Most Americans have never had authentic Mexican food, in large part
because it is only widely eaten in relatively small portions of the
United States and what you get everywhere else being heavily
bastardized. For example, most styles of authentic Mexican food
rarely use cheese, whereas cheese practically defines it in many
locales in the US. Consequently, most people who think they dislike
Mexican food have never actually eaten it; the true style is generally
very appealing to a broad range of palates that find the overly greasy
fast food implementation distasteful.
Authentic Mexican food is actually really healthy, being comprised
primarily of lean meat, vegetables, a lot of legumes, and maybe some
unrefined grain products. Deep-fried cheesy things are nowhere in
sight.
There is a pretty broad range of characteristic styles across Latin
America, but I've only really found three styles that are done justice
in the US:
1.) "Tex-Mex", which is authentically rendered primarily in the
border country of Texas, from about San Antonio on west. Because it
has travelled far and reasonably well, it is the style most Americans
are familiar with. Still, it will taste a bit different and a lot
better in south Texas; the big restaurant chains do a pale and
somewhat greasy imitation of it.
2.) Desert Mexican, which is what you would find in the border towns
of Arizona such as Tucson. This is among the most authentic styles,
but I never see it elsewhere due in no small part to its dependency on
the local climate and ecology e.g. sun-desiccated meat and cactus.
The "shredded beef" often used in mass market Mexican food is often a
half-assed substitute for marinated sun-desiccated beef that has been
shredded and reconstituted with water -- you can see outdoor meat
cages hanging from poles in parts of Tucson. No one that has ever
eaten both would confuse one for the other, as the character and
flavor is very different.
3.) West Coastal Mexican, which uses a lot of seafood and tends toward
arid tropical ingredients. In the US, the main place you can get an
authentic version of this is San Diego. You can find bastardized
knock-offs that vaguely resemble the real thing in many parts of the
US now. San Diego benefits from cultural, ingredient, and cuisine
contiguity with the parts of Mexico famous for this type of cuisine.

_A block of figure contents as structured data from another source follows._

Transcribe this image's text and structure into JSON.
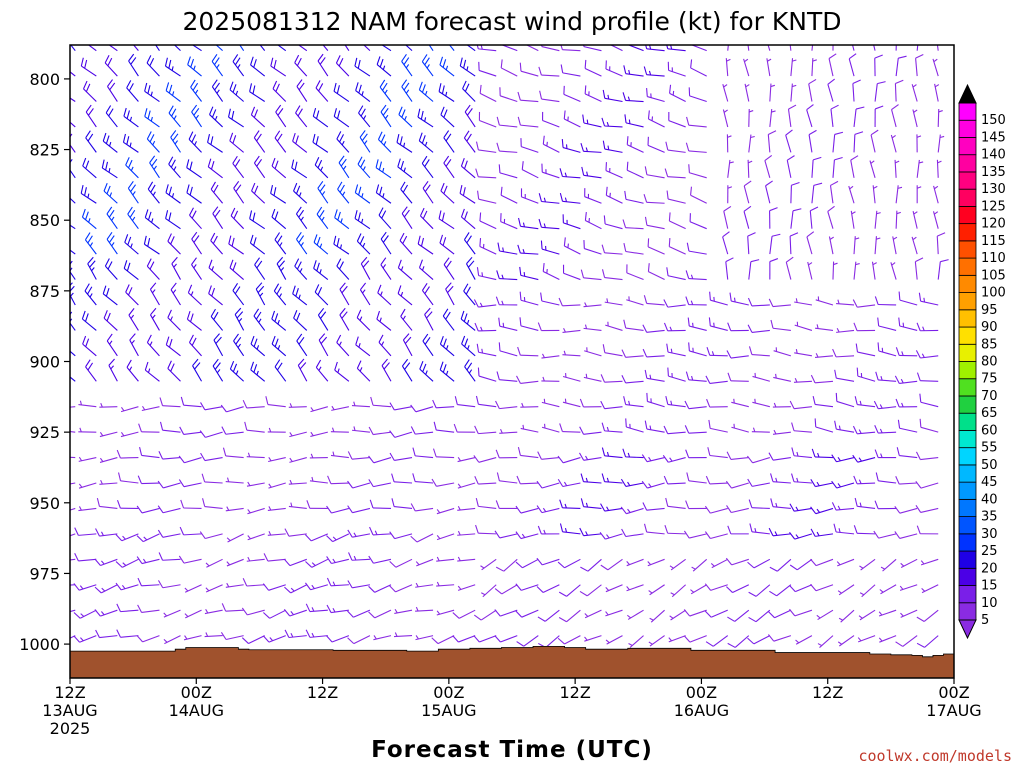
{
  "chart_data": {
    "type": "wind-barb-time-height",
    "title": "2025081312 NAM forecast wind profile (kt) for KNTD",
    "xlabel": "Forecast Time (UTC)",
    "ylabel": "",
    "y_axis": {
      "reversed": true,
      "range": [
        788,
        1012
      ],
      "ticks": [
        800,
        825,
        850,
        875,
        900,
        925,
        950,
        975,
        1000
      ]
    },
    "x_axis": {
      "range_hours": [
        0,
        84
      ],
      "ticks": [
        {
          "hour": 0,
          "line1": "12Z",
          "line2": "13AUG",
          "line3": "2025"
        },
        {
          "hour": 12,
          "line1": "00Z",
          "line2": "14AUG",
          "line3": ""
        },
        {
          "hour": 24,
          "line1": "12Z",
          "line2": "",
          "line3": ""
        },
        {
          "hour": 36,
          "line1": "00Z",
          "line2": "15AUG",
          "line3": ""
        },
        {
          "hour": 48,
          "line1": "12Z",
          "line2": "",
          "line3": ""
        },
        {
          "hour": 60,
          "line1": "00Z",
          "line2": "16AUG",
          "line3": ""
        },
        {
          "hour": 72,
          "line1": "12Z",
          "line2": "",
          "line3": ""
        },
        {
          "hour": 84,
          "line1": "00Z",
          "line2": "17AUG",
          "line3": ""
        }
      ]
    },
    "colorbar": {
      "labels": [
        5,
        10,
        15,
        20,
        25,
        30,
        35,
        40,
        45,
        50,
        55,
        60,
        65,
        70,
        75,
        80,
        85,
        90,
        95,
        100,
        105,
        110,
        115,
        120,
        125,
        130,
        135,
        140,
        145,
        150
      ],
      "colors": [
        "#8a2be2",
        "#7a1fe8",
        "#4b00e6",
        "#1f00e6",
        "#0033ff",
        "#0055ff",
        "#0077ff",
        "#0099ff",
        "#00b8ff",
        "#00d5ff",
        "#00e8d0",
        "#00e08a",
        "#20d040",
        "#50e020",
        "#a0f000",
        "#e8f000",
        "#ffe000",
        "#ffc000",
        "#ffa000",
        "#ff8a00",
        "#ff7000",
        "#ff5000",
        "#ff2000",
        "#ff0020",
        "#ff0060",
        "#ff0080",
        "#ff00a0",
        "#ff00c0",
        "#ff00e0",
        "#ff00ff"
      ]
    },
    "terrain_color": "#a0522d",
    "terrain_top_pressure": [
      1002.5,
      1002.5,
      1002.5,
      1002.5,
      1002.5,
      1002.5,
      1002.5,
      1002.5,
      1002.5,
      1002.5,
      1001.8,
      1001.2,
      1001.2,
      1001.2,
      1001.2,
      1001.2,
      1001.8,
      1002.0,
      1002.0,
      1002.0,
      1002.0,
      1002.0,
      1002.0,
      1002.0,
      1002.0,
      1002.2,
      1002.2,
      1002.2,
      1002.2,
      1002.2,
      1002.2,
      1002.2,
      1002.5,
      1002.5,
      1002.5,
      1001.8,
      1001.8,
      1001.8,
      1001.5,
      1001.5,
      1001.5,
      1001.2,
      1001.2,
      1001.2,
      1000.8,
      1000.8,
      1000.8,
      1001.2,
      1001.2,
      1001.8,
      1001.8,
      1001.8,
      1001.8,
      1001.5,
      1001.5,
      1001.5,
      1001.5,
      1001.5,
      1001.5,
      1002.2,
      1002.2,
      1002.2,
      1002.2,
      1002.2,
      1002.2,
      1002.2,
      1002.2,
      1003.0,
      1003.0,
      1003.0,
      1003.0,
      1003.0,
      1003.0,
      1003.0,
      1003.0,
      1003.0,
      1003.5,
      1003.5,
      1003.8,
      1003.8,
      1004.0,
      1004.5,
      1004.0,
      1003.5,
      1003.5
    ],
    "wind_regimes_note": "barbs at 2 per forecast hour spacing",
    "barb_regimes": [
      {
        "p_min": 788,
        "p_max": 870,
        "h_min": 0,
        "h_max": 40,
        "dir": 315,
        "spd": 22
      },
      {
        "p_min": 870,
        "p_max": 912,
        "h_min": 0,
        "h_max": 40,
        "dir": 320,
        "spd": 20
      },
      {
        "p_min": 788,
        "p_max": 880,
        "h_min": 40,
        "h_max": 62,
        "dir": 285,
        "spd": 12
      },
      {
        "p_min": 788,
        "p_max": 880,
        "h_min": 62,
        "h_max": 84,
        "dir": 355,
        "spd": 8
      },
      {
        "p_min": 880,
        "p_max": 930,
        "h_min": 40,
        "h_max": 84,
        "dir": 275,
        "spd": 10
      },
      {
        "p_min": 912,
        "p_max": 960,
        "h_min": 0,
        "h_max": 40,
        "dir": 265,
        "spd": 8
      },
      {
        "p_min": 930,
        "p_max": 965,
        "h_min": 40,
        "h_max": 84,
        "dir": 265,
        "spd": 12
      },
      {
        "p_min": 960,
        "p_max": 1012,
        "h_min": 0,
        "h_max": 40,
        "dir": 255,
        "spd": 10
      },
      {
        "p_min": 965,
        "p_max": 1012,
        "h_min": 40,
        "h_max": 84,
        "dir": 240,
        "spd": 8
      }
    ],
    "credit": "coolwx.com/models"
  }
}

Good indicators of authenticity are the use of limes (not lemons) and
cabbage (not lettuce).
I like Mexican food a lot, but generally avoid what most Americans
would call Mexican food. You can find really solid tex-mex and
coastal Mexican if you know where to look in many towns these days,
usually small restaurants run by Mexicans. You can get similar tasty
food in most of Central America, but in many parts of South America
they tend to European-ize their versions of many of these dishes.

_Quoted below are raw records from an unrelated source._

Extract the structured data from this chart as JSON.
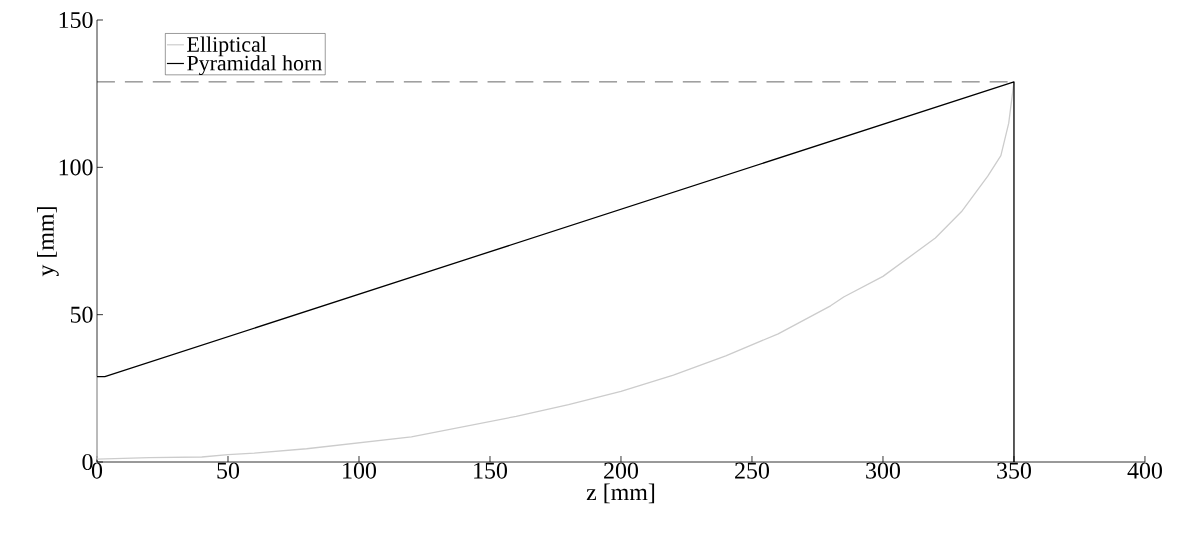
{
  "chart_data": {
    "type": "line",
    "xlabel": "z [mm]",
    "ylabel": "y [mm]",
    "xlim": [
      0,
      400
    ],
    "ylim": [
      0,
      150
    ],
    "xticks": [
      0,
      50,
      100,
      150,
      200,
      250,
      300,
      350,
      400
    ],
    "yticks": [
      0,
      50,
      100,
      150
    ],
    "grid": false,
    "legend": "top left",
    "marker": "none",
    "series": [
      {
        "name": "Elliptical",
        "color": "#cccccc",
        "x": [
          0,
          0,
          20,
          40,
          50,
          60,
          80,
          100,
          120,
          140,
          160,
          180,
          200,
          220,
          240,
          260,
          280,
          285,
          300,
          320,
          330,
          340,
          345,
          348,
          350
        ],
        "values": [
          29,
          1,
          1.5,
          1.7,
          2.5,
          3,
          4.5,
          6.5,
          8.5,
          12,
          15.5,
          19.5,
          24,
          29.5,
          36,
          43.5,
          53,
          56,
          63,
          76,
          85,
          97,
          104,
          115,
          129
        ]
      },
      {
        "name": "Pyramidal horn",
        "color": "#000000",
        "x": [
          0,
          3,
          350,
          350
        ],
        "values": [
          29,
          29,
          129,
          0
        ]
      },
      {
        "color": "#000000",
        "line_style": "dashed",
        "x": [
          0,
          350
        ],
        "values": [
          129,
          129
        ]
      }
    ]
  }
}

I am very fond of desert Mexican, but the only place I ever find it is
southern Arizona. I occasionally make it from scratch myself,
particularly the slow desiccated meat (in an oven -- climate is
wrong), and have discovered that it is hugely popular with the
Vietnamese around here who never envisioned Mexican food as anything
like it, having a popular but much less developed concept of
desiccated meat in their own cuisine.